Luego sanó a los enfermos, y los que Él había aliviado “se postraron a sus pies y lo adoraron; y le bañaron los pies con sus lágrimas” (3 Nefi 17:10).

Jesús entonces les “mandó que trajesen a sus niños pequeñitos.

“De modo que trajeron a sus niños pequeñitos, y los colocaron en el suelo alrededor de él. . .

“...y les dijo: Benditos sois a causa de vuestra fe. Y ahora, he aquí, es completo mi gozo.

“Y cuando hubo dicho estas palabras, lloró... y tomó a sus niños pequeños, uno por uno, y les bendijo, y rogó al Padre por ellos.

“Y cuando hubo hecho esto, lloró de nuevo” (3 Nefi 17:11-12; 20-22).

El élder Bruce R. McConkie habló sobre las lágrimas en una conferencia general, unas pocas semanas antes de su muerte. En uno de los tes­timonios más poderosos que jamás he oído, ese testigo especial que comprendía perfectamente que su estadía en esta tierra estaba llegando a su fin dijo:

“Y con respecto a Jesucristo, testifico que es el Hijo del Dios viviente y que fue crucificado por los pecados del mundo. “Él es nuestro Señor, nuestro Dios y nuestro Rey.

“Esto lo sé por mí mismo, independiente de cualquier otra persona.

“Soy uno de sus testigos, y en un día cercano palparé las marcas de los clavos en sus manos y en sus pies y bañaré sus pies con mis lágrimas.” (“El poder purificador de Getsemaní”, Liahona, agosto de 1985, pág. 11.)

Los que pudimos escuchar personalmente al élder McConkie pronunciar ese magnífico discurso po­demos testificar que lo vimos derramar lágrimas, mientras todavía se encontraba de pie en el púlpito. No eran lágrimas de dolor, sino lágrimas de felicidad al pensar en la bendición que le aguardaba.

Un día antes de que el élder McConkie diera su discurso, yo recibí mi llamamiento al Obispado Presidente.
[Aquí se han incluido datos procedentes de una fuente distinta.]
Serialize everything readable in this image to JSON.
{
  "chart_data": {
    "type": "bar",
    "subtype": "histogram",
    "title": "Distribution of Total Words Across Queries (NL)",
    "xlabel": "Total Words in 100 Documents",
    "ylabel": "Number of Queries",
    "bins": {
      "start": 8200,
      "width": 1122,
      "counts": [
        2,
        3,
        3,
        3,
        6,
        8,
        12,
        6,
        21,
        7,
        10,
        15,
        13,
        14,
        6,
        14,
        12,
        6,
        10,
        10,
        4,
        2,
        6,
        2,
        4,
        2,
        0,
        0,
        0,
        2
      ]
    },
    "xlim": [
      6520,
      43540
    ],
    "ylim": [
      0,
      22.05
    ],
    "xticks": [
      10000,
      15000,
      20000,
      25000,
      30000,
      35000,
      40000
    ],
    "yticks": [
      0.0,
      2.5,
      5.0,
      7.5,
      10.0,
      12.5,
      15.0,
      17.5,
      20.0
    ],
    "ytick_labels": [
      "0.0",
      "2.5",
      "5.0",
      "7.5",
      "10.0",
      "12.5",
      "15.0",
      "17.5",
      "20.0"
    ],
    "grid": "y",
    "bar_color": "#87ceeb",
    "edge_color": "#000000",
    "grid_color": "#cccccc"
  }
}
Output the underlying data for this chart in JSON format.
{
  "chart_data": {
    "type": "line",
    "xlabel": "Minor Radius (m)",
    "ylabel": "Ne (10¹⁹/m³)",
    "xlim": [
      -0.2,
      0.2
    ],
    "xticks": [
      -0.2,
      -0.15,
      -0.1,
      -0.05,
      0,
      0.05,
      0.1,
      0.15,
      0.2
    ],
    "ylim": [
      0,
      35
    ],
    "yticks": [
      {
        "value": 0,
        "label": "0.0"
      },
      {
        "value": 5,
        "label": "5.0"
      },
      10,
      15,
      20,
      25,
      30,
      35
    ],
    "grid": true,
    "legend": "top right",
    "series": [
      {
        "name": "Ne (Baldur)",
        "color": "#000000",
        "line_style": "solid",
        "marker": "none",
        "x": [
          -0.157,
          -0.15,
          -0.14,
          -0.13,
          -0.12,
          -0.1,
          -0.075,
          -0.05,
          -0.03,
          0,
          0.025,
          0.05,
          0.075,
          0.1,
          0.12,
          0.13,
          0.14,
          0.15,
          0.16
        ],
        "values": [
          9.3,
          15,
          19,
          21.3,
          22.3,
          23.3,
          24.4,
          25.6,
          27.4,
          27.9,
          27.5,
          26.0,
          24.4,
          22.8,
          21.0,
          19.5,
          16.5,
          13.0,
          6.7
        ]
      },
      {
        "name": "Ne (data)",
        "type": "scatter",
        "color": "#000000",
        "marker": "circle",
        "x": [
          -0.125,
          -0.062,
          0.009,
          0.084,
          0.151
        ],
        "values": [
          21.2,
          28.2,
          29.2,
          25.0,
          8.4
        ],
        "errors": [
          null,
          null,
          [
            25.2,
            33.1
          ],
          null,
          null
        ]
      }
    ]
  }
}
Un día después de haber escuchado sus palabras, a las cinco de la mañana de un domingo de Pascua, yo preparaba el discurso que debía dar esa tarde. Al reflexionar sobre la hermosa oración del élder McConkie, me sentí abrumado por mis debilidades y limitaciones. De todas maneras, al co­menzar a comprender lo que había tenido lugar en mi vida, una paz, una confianza y un gozo eterno reemplazaron mis dudas. Y entonces lloré.

Fue en ese entonces que escribí las palabras que ahora me parece apropiado repetir:

“Amo a nuestro Señor Jesucristo. Aprecio la transformación que ha ocurrido en mí gracias a su Expiación. . . Aunque una vez me encontré en tinieblas, ahora veo la luz. Así como una vez perdí la fe, ahora sé que todo es posible con la ayuda del Señor. Una vez sentí vergüenza y ahora Él me ha llenado con su amor hasta consumir mi carne (2 Ne­fi 4:21). Me ha envuelto entre los brazos de su amor (2 Nefi 1:15).” (“Iré y haré lo que el Señor ha mandado”, Liahona, agosto de 1985, pág. 76.)

Me siento hoy de la misma forma que en aquella tarde de domingo de Pascua. Y ese conocimiento hace que el llanto brote de mis ojos.

¿Preferiría yo reír con los pecadores que llorar con los santos? No, en ningún momento. Una vez que se siente el gozo que trae el evangelio, no hay forma de querer volver a las frivolidades del mundo. Hagamos lo que hagamos, y vayamos donde vayamos, existe un vacío que toda la risa del mundo no puede llenar. Ese vacío sólo podemos llenarlo cuando estamos en armonía con las verdades eternas y vivimos de acuerdo con las leyes prescritas por Dios.

Al aumentar nuestro conocimiento, nos damos cuenta de que las lágrimas de dolor son hermosas, y que finalmente ellas darán paso a las lágrimas de gozo eterno.

El mundo tiene un conocimiento muy limitado del verdadero gozo. Agradezco a Dios la restauración del evangelio, el cual nos ha hecho comprender lo que es la verdadera felicidad y cómo podemos obtenerla, y es mi oración que todos nosotros podamos descubrir la majestuosidad de poder llorar con los santos. □

Basado en un discurso dado en la Universidad Brigham Young, Provo, Utah.